The intent is not to compete against existing methods. An embedding-based technique could be to just encode each chunk as an embedding and do a simple question-document embedding look-up to retrieve the result.

Instead, this project is focused on providing a set of data structures to test how GPT can organize information and lookup information purely through the text-in/text-out paradigm.

This work is very similar to X paper/project.

Please let me know! I am not up-to-date on the latest NLP/LLM ArXiv papers or Github projects.
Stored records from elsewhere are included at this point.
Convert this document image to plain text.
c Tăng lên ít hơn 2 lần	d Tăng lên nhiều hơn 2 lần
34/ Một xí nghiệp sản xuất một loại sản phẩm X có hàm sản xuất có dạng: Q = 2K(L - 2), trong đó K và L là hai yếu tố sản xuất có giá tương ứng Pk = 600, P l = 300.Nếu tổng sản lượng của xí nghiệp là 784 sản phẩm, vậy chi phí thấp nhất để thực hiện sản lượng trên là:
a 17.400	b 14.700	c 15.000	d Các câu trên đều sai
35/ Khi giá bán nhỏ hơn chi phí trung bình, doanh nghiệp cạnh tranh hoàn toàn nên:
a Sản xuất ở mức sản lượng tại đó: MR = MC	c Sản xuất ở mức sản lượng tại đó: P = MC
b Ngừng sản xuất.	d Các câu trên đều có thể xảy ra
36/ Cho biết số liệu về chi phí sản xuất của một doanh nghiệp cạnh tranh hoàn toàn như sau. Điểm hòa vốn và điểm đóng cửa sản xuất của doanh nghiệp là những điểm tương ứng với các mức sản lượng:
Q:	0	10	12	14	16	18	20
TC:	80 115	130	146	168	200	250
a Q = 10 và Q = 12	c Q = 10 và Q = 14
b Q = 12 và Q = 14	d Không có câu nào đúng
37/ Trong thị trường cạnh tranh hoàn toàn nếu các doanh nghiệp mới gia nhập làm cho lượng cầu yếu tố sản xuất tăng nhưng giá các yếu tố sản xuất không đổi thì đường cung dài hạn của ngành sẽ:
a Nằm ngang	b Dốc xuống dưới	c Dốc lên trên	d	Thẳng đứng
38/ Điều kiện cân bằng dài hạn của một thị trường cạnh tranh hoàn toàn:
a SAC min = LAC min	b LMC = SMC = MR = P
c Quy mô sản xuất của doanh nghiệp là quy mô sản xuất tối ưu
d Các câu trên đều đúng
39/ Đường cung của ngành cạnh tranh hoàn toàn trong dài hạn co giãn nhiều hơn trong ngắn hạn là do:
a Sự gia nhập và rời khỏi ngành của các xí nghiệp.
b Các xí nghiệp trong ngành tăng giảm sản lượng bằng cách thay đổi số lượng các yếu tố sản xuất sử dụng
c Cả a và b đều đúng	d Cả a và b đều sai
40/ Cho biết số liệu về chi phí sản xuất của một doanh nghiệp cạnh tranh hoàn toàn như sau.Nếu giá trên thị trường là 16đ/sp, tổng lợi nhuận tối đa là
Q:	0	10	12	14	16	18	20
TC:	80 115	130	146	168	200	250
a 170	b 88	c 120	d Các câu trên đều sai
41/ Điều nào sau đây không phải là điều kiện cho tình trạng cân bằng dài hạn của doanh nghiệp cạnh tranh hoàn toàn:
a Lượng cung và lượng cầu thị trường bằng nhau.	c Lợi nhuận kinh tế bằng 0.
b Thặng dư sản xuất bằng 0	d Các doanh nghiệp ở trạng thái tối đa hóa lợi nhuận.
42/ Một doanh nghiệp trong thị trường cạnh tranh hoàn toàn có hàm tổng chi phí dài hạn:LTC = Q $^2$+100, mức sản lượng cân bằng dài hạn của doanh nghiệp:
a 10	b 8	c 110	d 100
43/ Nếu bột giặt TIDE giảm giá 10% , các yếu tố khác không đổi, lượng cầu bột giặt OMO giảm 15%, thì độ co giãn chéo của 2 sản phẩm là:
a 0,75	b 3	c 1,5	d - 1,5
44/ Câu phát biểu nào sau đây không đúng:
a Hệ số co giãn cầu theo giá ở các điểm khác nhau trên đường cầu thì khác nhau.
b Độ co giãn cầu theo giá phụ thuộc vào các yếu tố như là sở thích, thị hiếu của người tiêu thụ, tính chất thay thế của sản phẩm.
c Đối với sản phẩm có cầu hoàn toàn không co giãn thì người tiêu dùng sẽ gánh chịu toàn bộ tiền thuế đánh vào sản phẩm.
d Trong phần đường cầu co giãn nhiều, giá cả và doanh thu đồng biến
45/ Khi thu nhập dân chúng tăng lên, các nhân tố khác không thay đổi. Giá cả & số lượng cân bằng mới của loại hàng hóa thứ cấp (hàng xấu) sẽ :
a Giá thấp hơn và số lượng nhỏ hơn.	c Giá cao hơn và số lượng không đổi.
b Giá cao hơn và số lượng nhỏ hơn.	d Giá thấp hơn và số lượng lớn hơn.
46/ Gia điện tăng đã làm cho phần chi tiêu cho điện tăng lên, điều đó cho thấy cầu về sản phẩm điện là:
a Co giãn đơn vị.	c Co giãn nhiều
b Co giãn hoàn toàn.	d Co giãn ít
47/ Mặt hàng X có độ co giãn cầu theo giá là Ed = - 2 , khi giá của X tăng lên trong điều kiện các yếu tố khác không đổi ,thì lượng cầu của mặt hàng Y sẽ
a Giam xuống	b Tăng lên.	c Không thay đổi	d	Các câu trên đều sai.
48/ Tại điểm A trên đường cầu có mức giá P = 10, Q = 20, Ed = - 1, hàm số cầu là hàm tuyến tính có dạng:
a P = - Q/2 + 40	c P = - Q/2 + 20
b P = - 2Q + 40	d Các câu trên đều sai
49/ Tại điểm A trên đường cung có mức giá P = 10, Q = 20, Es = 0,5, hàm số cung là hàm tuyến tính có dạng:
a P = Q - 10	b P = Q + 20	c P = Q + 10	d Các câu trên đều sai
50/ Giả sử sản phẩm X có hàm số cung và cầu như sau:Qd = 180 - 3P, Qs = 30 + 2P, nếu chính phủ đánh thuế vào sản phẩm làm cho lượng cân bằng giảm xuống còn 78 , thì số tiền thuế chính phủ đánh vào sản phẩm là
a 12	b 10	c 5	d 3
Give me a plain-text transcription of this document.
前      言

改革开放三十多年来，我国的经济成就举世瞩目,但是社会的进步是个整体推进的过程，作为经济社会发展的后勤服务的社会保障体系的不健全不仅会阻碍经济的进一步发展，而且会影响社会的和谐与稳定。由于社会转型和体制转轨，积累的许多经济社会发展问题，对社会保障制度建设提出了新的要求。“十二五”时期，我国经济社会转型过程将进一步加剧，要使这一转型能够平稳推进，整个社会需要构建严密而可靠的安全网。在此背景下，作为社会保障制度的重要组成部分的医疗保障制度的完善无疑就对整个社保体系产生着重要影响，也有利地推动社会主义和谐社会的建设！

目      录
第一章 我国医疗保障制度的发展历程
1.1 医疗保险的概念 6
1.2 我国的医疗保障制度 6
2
I am happy to give references/credit below.

🔬 Related Work [WIP]

Measuring and Narrowing the Compositionality Gap in Language Models, by Press et al.

  • Introduces a self-ask paradigm, which forces the model to ask and answer followup questions before answering the original question. Similar to GPT Index in that it uses GPT to reason through subproblems; the difference is that the GPT Index also tries to organize the external information as opposed to being trained on it.
  • Example (from Langchain)

ReAct: Synergizing Reasoning and Acting in Language Models, by Yao et al.

  • Introduces a joint reasoning and action framework in an interleaved manner. This approach of connecting to external knowledge sources is similar to our approach of having GPT traverse an externally stored index of data. ReAct has much more fluid/sophisticated ways of traversal (e.g. search, lookup, finish), whereas this project just tries building an index with simple tree-based traversal.